– Дельный совет, спасибо.
– За мемсаиб я не волнуюсь, ты за ней присмотришь. А вот за тобой присматривать некому. Старайся быть послушным мальчиком.
– Ты тоже.
– Уже сколько лет стараюсь, – ответил Отец. И закончил классической формулой: – Теперь ты за главного.
Вот так я и остался за главного – в безветренное утро последнего дня предпоследнего летнего месяца.
Со столовой я перевел взгляд на свою палатку, затем на остальные палатки, затем на людей, снующих возле костра, на охотничий джип и грузовики, словно поседевшие от обильной росы, – и наконец остановился на парящей за деревьями грандиозной вершине, чьи роскошные снега сверкали в то утро особенно свежо и казались совсем близкими.
– Не застрянешь на грузовике?
– Ничего, дорога сухая.
– А то возьми джип, я обойдусь.
– Не настолько ты крутой, – усмехнулся Отец. – Я тебе хороший грузовик пришлю, а этот сдам. Парни говорят, барахлит.
Парни – так он называл местных, вату. Раньше в ходу был термин «пацаны». Для Отца они и сейчас остались пацанами: он помнил детьми либо их самих, либо их родителей. Двадцать лет назад я тоже звал их пацанами, и ни у кого даже мысли не возникало оспаривать мое право. Да и сейчас, пусти я в ход это обращение, они бы не возражали. Времена, однако, изменились: у всех теперь были имена и четкие обязанности. Не знать, как зовут твоих людей, во-первых, было невежливо, а во-вторых, говорило о небрежности. Бытовали также разнообразные клички – уменьшительные, ласкательные, насмешливые, обидные и безобидные. Отец иногда устраивал парням разносы – либо по-английски, либо на суахили; они это обожали; я никогда бы не решился поднять на них голос. Еще у всех до единого имелись секреты, существовали вещи, о которых было принято говорить лишь в узком кругу, как повелось со времен экспедиции Магади. Количество секретов постоянно росло, они дробились на подклассы, на полусекреты и правила, понятные без слов. Иные были с душком, иные до того потешные, что, бывало, увидишь, как один из оруженосцев ни с того ни с сего согнется от смеха, и тут же все поймешь, и тоже начинаешь хихикать, и вот уже вы оба изо всех сил стараетесь сдержать хохот, а потом полдня диафрагма болит.

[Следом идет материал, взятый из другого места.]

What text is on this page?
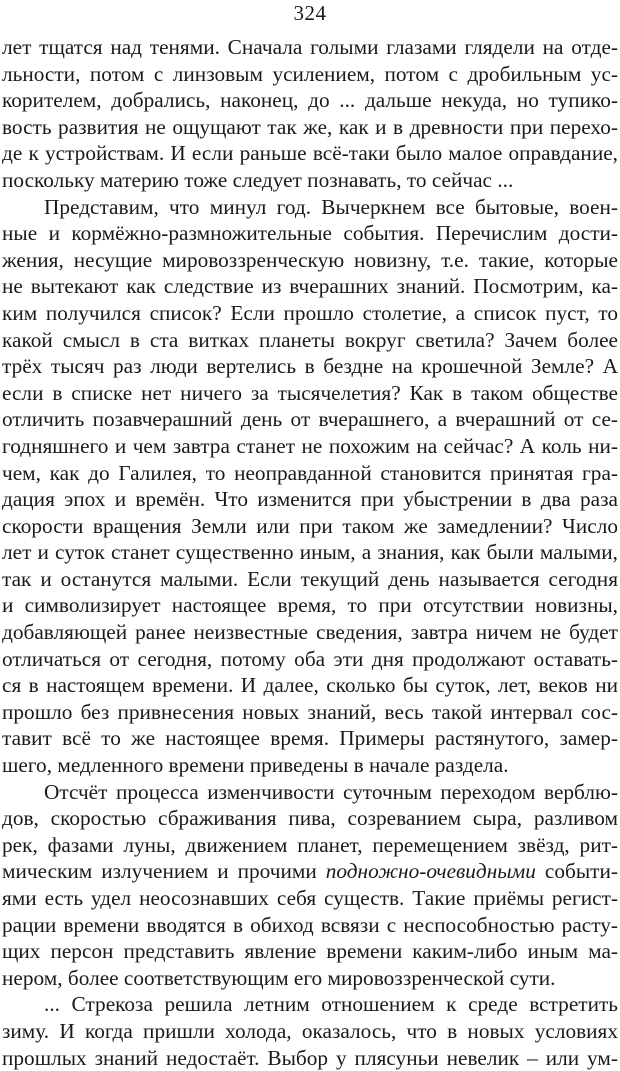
324
лет тщатся над тенями. Сначала голыми глазами глядели на отдe-
льности, потом с линзовым усилением, потом с дробильным ус-
корителем, добрались, наконец, до ... дальше некуда, но тупико-
вость развития не ощущают так же, как и в древности при перехо-
де к устройствам. И если раньше всё-таки было малое оправдание,
поскольку материю тоже следует познавать, то сейчас ...
Представим, что минул год. Вычеркнем все бытовые, воен-
ные и кормёжно-размножительные события. Перечислим дости-
жения, несущие мировоззренческую новизну, т.е. такие, которые
не вытекают как следствие из вчерашних знаний. Посмотрим, ка-
ким получился список? Если прошло столетие, а список пуст, то
какой смысл в ста витках планеты вокруг светила? Зачем более
трёх тысяч раз люди вертелись в бездне на крошечной Земле? А
если в списке нет ничего за тысячелетия? Как в таком обществе
отличить позавчерашний день от вчерашнего, а вчерашний от се-
годняшнего и чем завтра станет не похожим на сейчас? А коль ни-
чем, как до Галилея, то неоправданной становится принятая гра-
дация эпох и времён. Что изменится при убыстрении в два раза
скорости вращения Земли или при таком же замедлении? Число
лет и суток станет существенно иным, а знания, как были малыми,
так и останутся малыми. Если текущий день называется сегодня
и символизирует настоящее время, то при отсутствии новизны,
добавляющей ранее неизвестные сведения, завтра ничем не будет
отличаться от сегодня, потому оба эти дня продолжают оставать-
ся в настоящем времени. И далее, сколько бы суток, лет, веков ни
прошло без привнесения новых знаний, весь такой интервал сос-
тавит всё то же настоящее время. Примеры растянутого, замер-
шего, медленного времени приведены в начале раздела.
Отсчёт процесса изменчивости суточным переходом верблю-
дов, скоростью сбраживания пива, созреванием сыра, разливом
рек, фазами луны, движением планет, перемещением звёзд, рит-
мическим излучением и прочими подножно-очевидными событи-
ями есть удел неосознавших себя существ. Такие приёмы регист-
рации времени вводятся в обиход всвязи с неспособностью расту-
щих персон представить явление времени каким-либо иным ма-
нером, более соответствующим его мировоззренческой сути.
... Стрекоза решила летним отношением к среде встретить
зиму. И когда пришли холода, оказалось, что в новых условиях
прошлых знаний недостаёт. Выбор у плясуньи невелик – или ум-
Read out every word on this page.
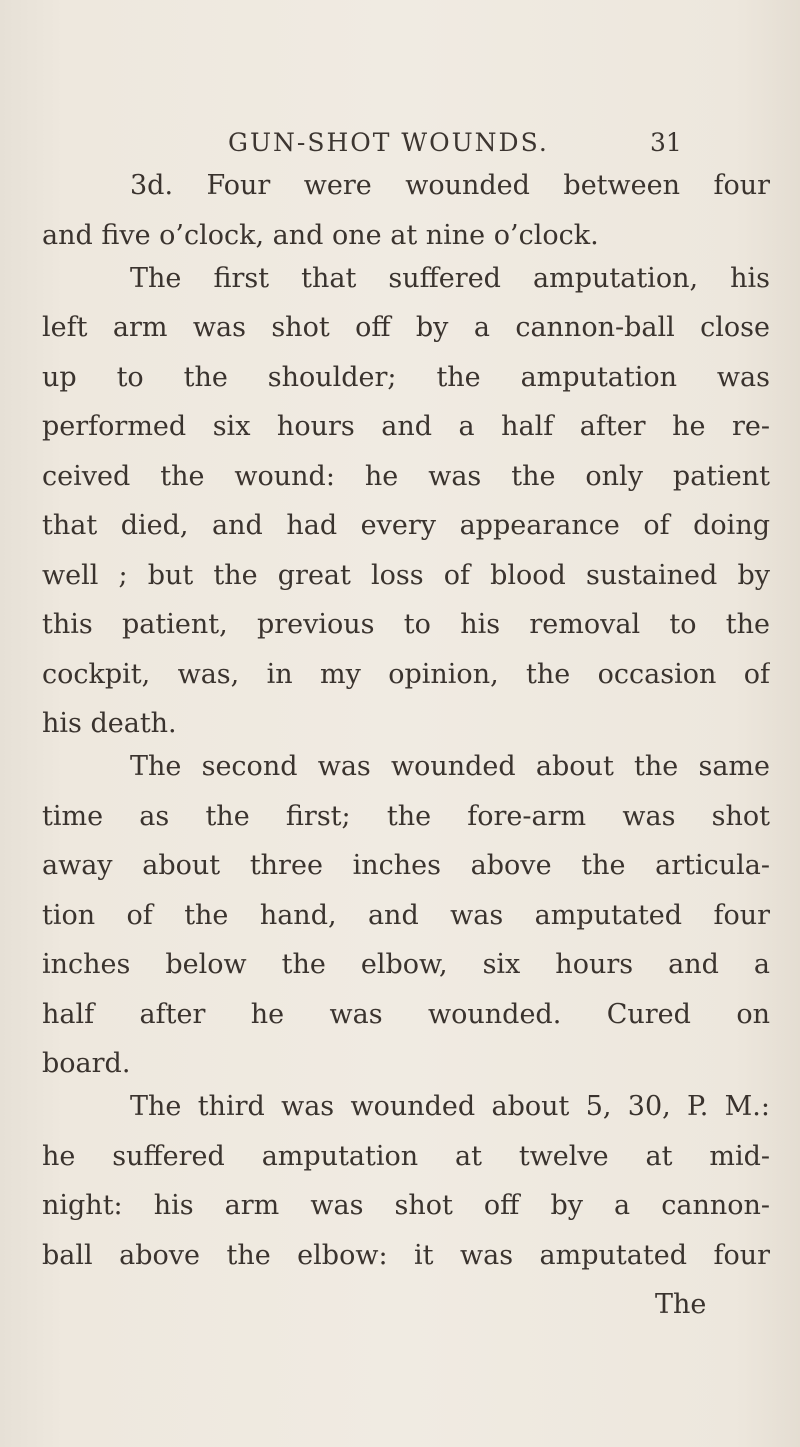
GUN-SHOT WOUNDS.	31
3d. Four were wounded between four
and five o’clock, and one at nine o’clock.
The first that suffered amputation, his
left arm was shot off by a cannon-ball close
up to the shoulder; the amputation was
performed six hours and a half after he re-
ceived the wound: he was the only patient
that died, and had every appearance of doing
well ; but the great loss of blood sustained by
this patient, previous to his removal to the
cockpit, was, in my opinion, the occasion of
his death.
The second was wounded about the same
time as the first; the fore-arm was shot
away about three inches above the articula-
tion of the hand, and was amputated four
inches below the elbow, six hours and a
half after he was wounded. Cured on
board.
The third was wounded about 5, 30, P. M.:
he suffered amputation at twelve at mid-
night: his arm was shot off by a cannon-
ball above the elbow: it was amputated four
The
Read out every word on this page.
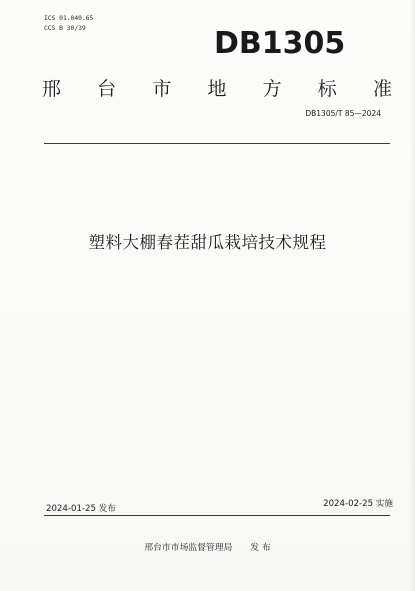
ICS 01.040.65
CCS B 30/39	DB1305
邢 台 市 地 方 标 准
DB1305/T 85—2024
塑料大棚春茬甜瓜栽培技术规程
2024-01-25 发布	2024-02-25 实施
邢台市市场监督管理局 发 布
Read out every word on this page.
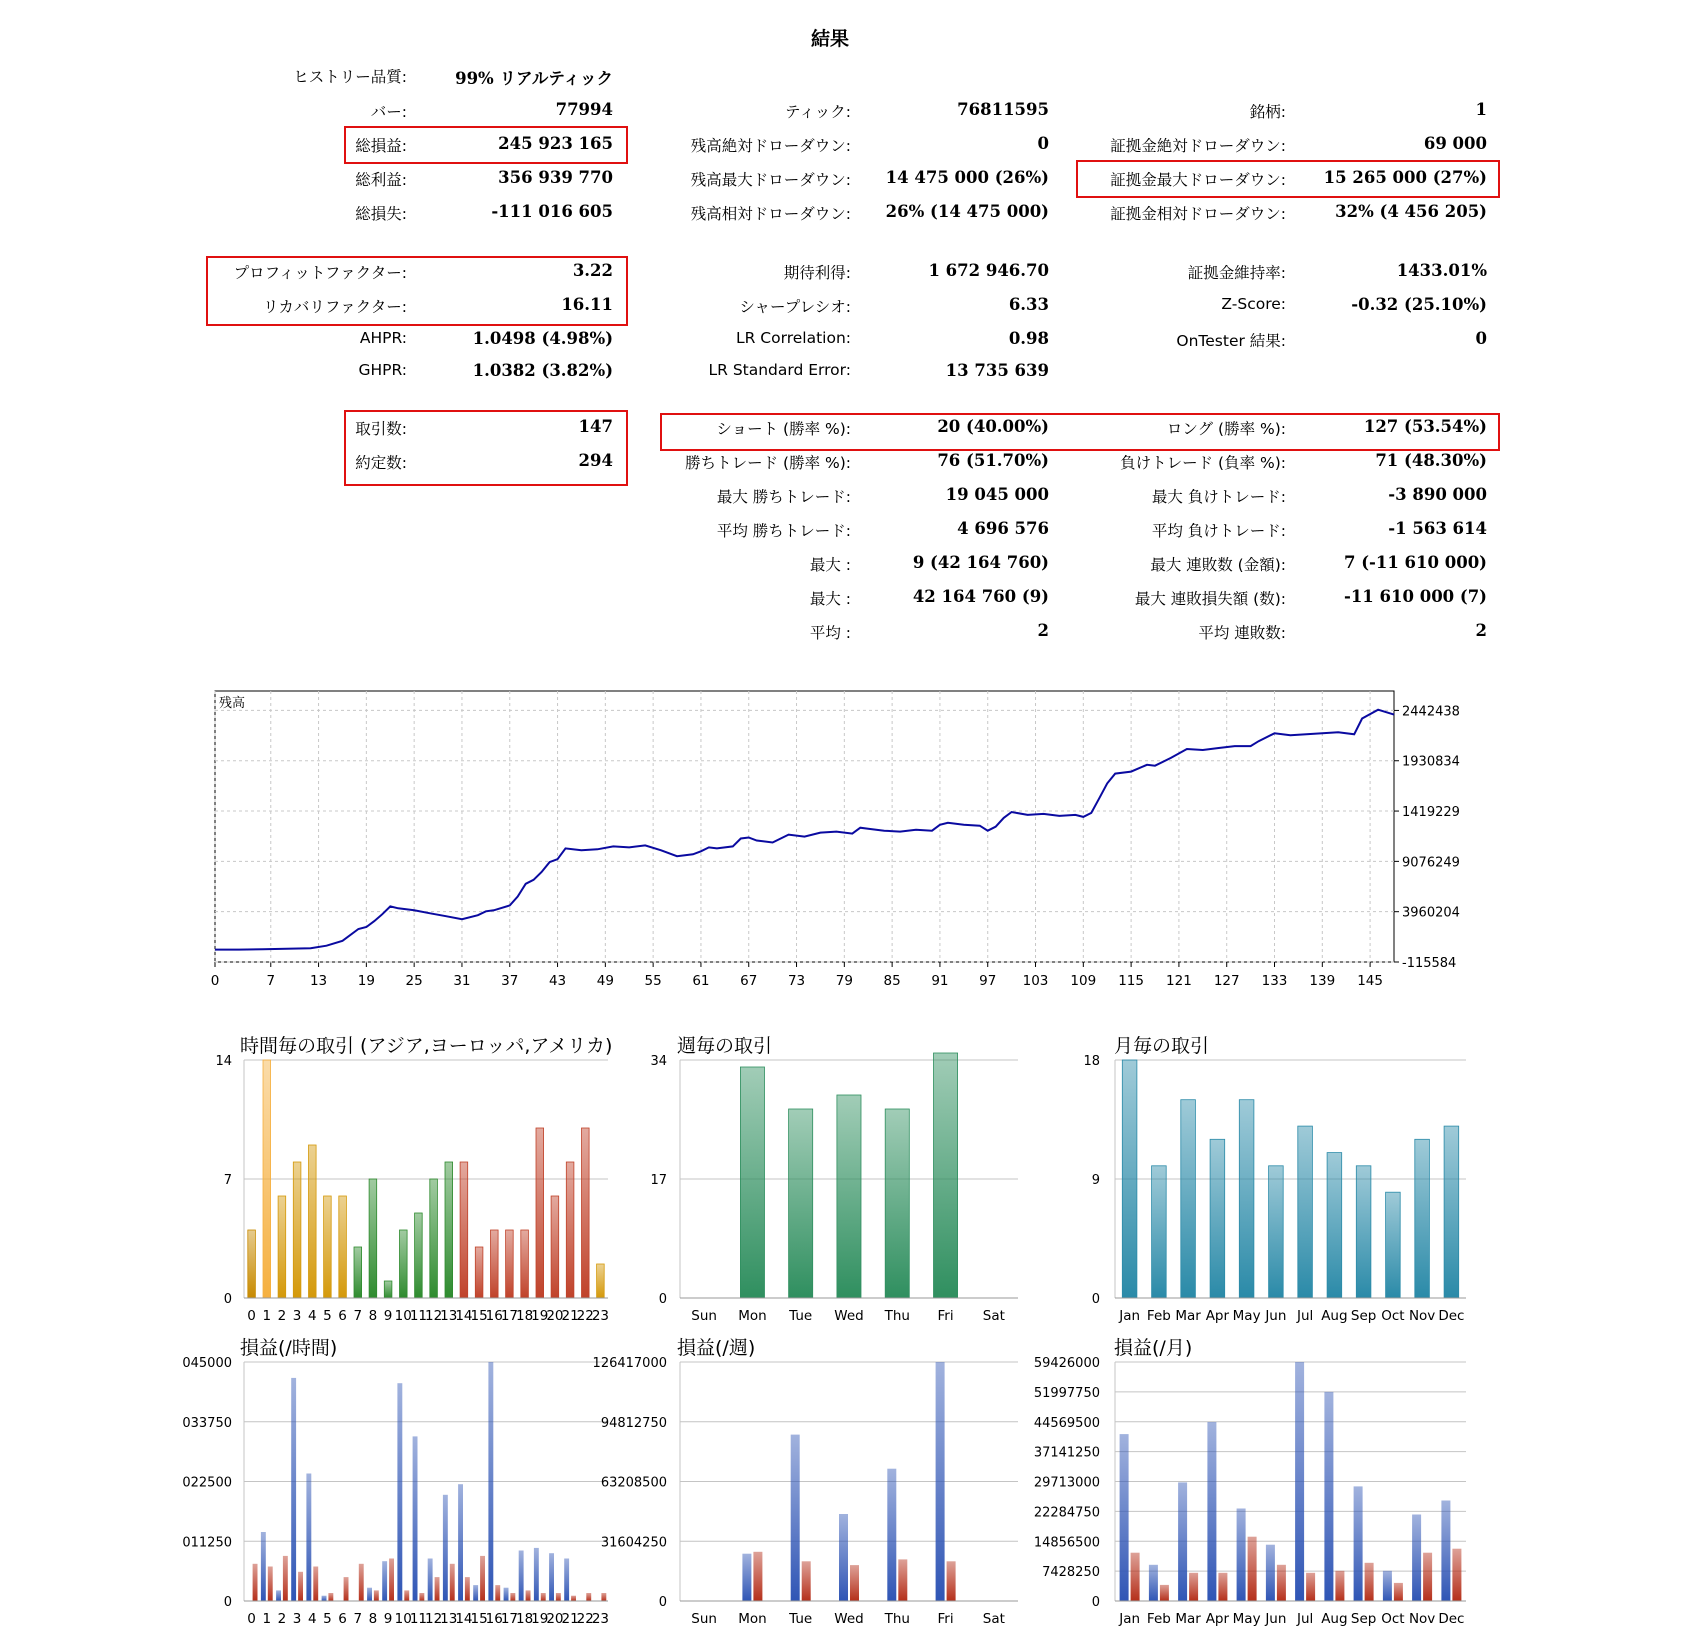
結果
ヒストリー品質:	99% リアルティック
バー:	77994	ティック:	76811595	銘柄:	1
総損益:	245 923 165	残高絶対ドローダウン:	0	証拠金絶対ドローダウン:	69 000
総利益:	356 939 770	残高最大ドローダウン: 14 475 000 (26%)	証拠金最大ドローダウン: 15 265 000 (27%)
総損失:	-111 016 605	残高相対ドローダウン: 26% (14 475 000)	証拠金相対ドローダウン:	32% (4 456 205)
プロフィットファクター:	3.22	期待利得:	1 672 946.70	証拠金維持率:	1433.01%
リカバリファクター:	16.11	シャープレシオ:	6.33	Z-Score:	-0.32 (25.10%)
AHPR:	1.0498 (4.98%)	LR Correlation:	0.98	OnTester 結果:	0
GHPR:	1.0382 (3.82%)	LR Standard Error:	13 735 639
取引数:	147	ショート (勝率 %):	20 (40.00%)	ロング (勝率 %):	127 (53.54%)
約定数:	294	勝ちトレード (勝率 %):	76 (51.70%)	負けトレード (負率 %):	71 (48.30%)
最大 勝ちトレード:	19 045 000	最大 負けトレード:	-3 890 000
平均 勝ちトレード:	4 696 576	平均 負けトレード:	-1 563 614
最大 :	9 (42 164 760)	最大 連敗数 (金額):	7 (-11 610 000)
最大 :	42 164 760 (9)	最大 連敗損失額 (数):	-11 610 000 (7)
平均 :	2	平均 連敗数:	2
0	7	13 19 25 31 37 43 49 55 61 67 73 79 85 91 97 103 109 115 121 127 133 139 145
2442438
1930834
1419229
9076249
3960204
-115584
残高
時間毎の取引 (アジア,ヨーロッパ,アメリカ)
14
7
0
0 1 2 3 4 5 6 7 8 9 10
11
12
13
14
15
16
17
18
19
20
21
22
23
週毎の取引
34
17
0
Sun Mon Tue Wed Thu Fri Sat
月毎の取引
18
9
0
Jan Feb Mar Apr May Jun Jul Aug Sep Oct Nov Dec
損益(/時間)
045000
033750
022500
011250
0
0 1 2 3 4 5 6 7 8 9 10
11
12
13
14
15
16
17
18
19
20
21
22
23
損益(/週)
126417000
94812750
63208500
31604250
0
Sun Mon Tue Wed Thu Fri Sat
損益(/月)
59426000
51997750
44569500
37141250
29713000
22284750
14856500
7428250
0
Jan Feb Mar Apr May Jun Jul Aug Sep Oct Nov Dec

Утро выдалось свежее и живописное. Мы выехали на равнину; вершина и рощица, где был разбит лагерь, остались позади. Впереди в зеленой траве паслись в изобилии газели Томпсона, а ближе к кустарнику бродили стада антилоп гну и газелей Гранта. Вот и импровизированная взлетная полоса – ее соорудили, когда трава еще не поднялась, погоняв взад-вперед пару машин и расчистив с одной стороны кустарник. Мачта, срубленная из молодого деревца, понурила голову после вчерашнего ветра, а старый мешок из-под муки, игравший роль ветрового конуса, безвольно повис. Мы заглушили мотор, я вышел и осмотрел мачту: она стояла крепко, хоть и криво, и ветровому конусу хватило бы легчайшего ветерка, чтобы вернуться к жизни. Высоко в небе клубились штормовые тучи, красиво рифмуясь с зеленью травы и белизной вершины, царившей над горизонтом.
– Хочешь пощелкать? – спросил я жену. – Пейзаж в цвете, со взлетной полосой.
– Все уже было, и даже лучше, чем сегодня. Пойдем большеухую лису посмотрим. И льва.
– Он сегодня не покажется, слишком поздно.
– Мало ли…
И мы поехали старой колеей в сторону солончака. По левую руку простиралась равнина, окаймленная неровным частоколом высоких деревьев с желтыми стволами и изумрудной листвой – там начинался лес, где водились буйволы. Высоко вздымалась старая сухая трава, и повсеместно лежали деревья, выкорчеванные либо слонами, либо ветром. Впереди виднелись ярко-изумрудные луга, а справа шли болота с островами густого зеленого кустарника, из которого торчали редкие крупные деревья с плоской кроной. Повсюду паслась дичь. При нашем приближении животные отбегали – кто галопом, кто ленивой трусцой – и опять принимались за еду. Если мы проезжали вот так, транзитом, или если Мэри щелкала фотоаппаратом, они уделяли нам не больше внимания, чем сытому льву: под ногами не путались, но и не боялись.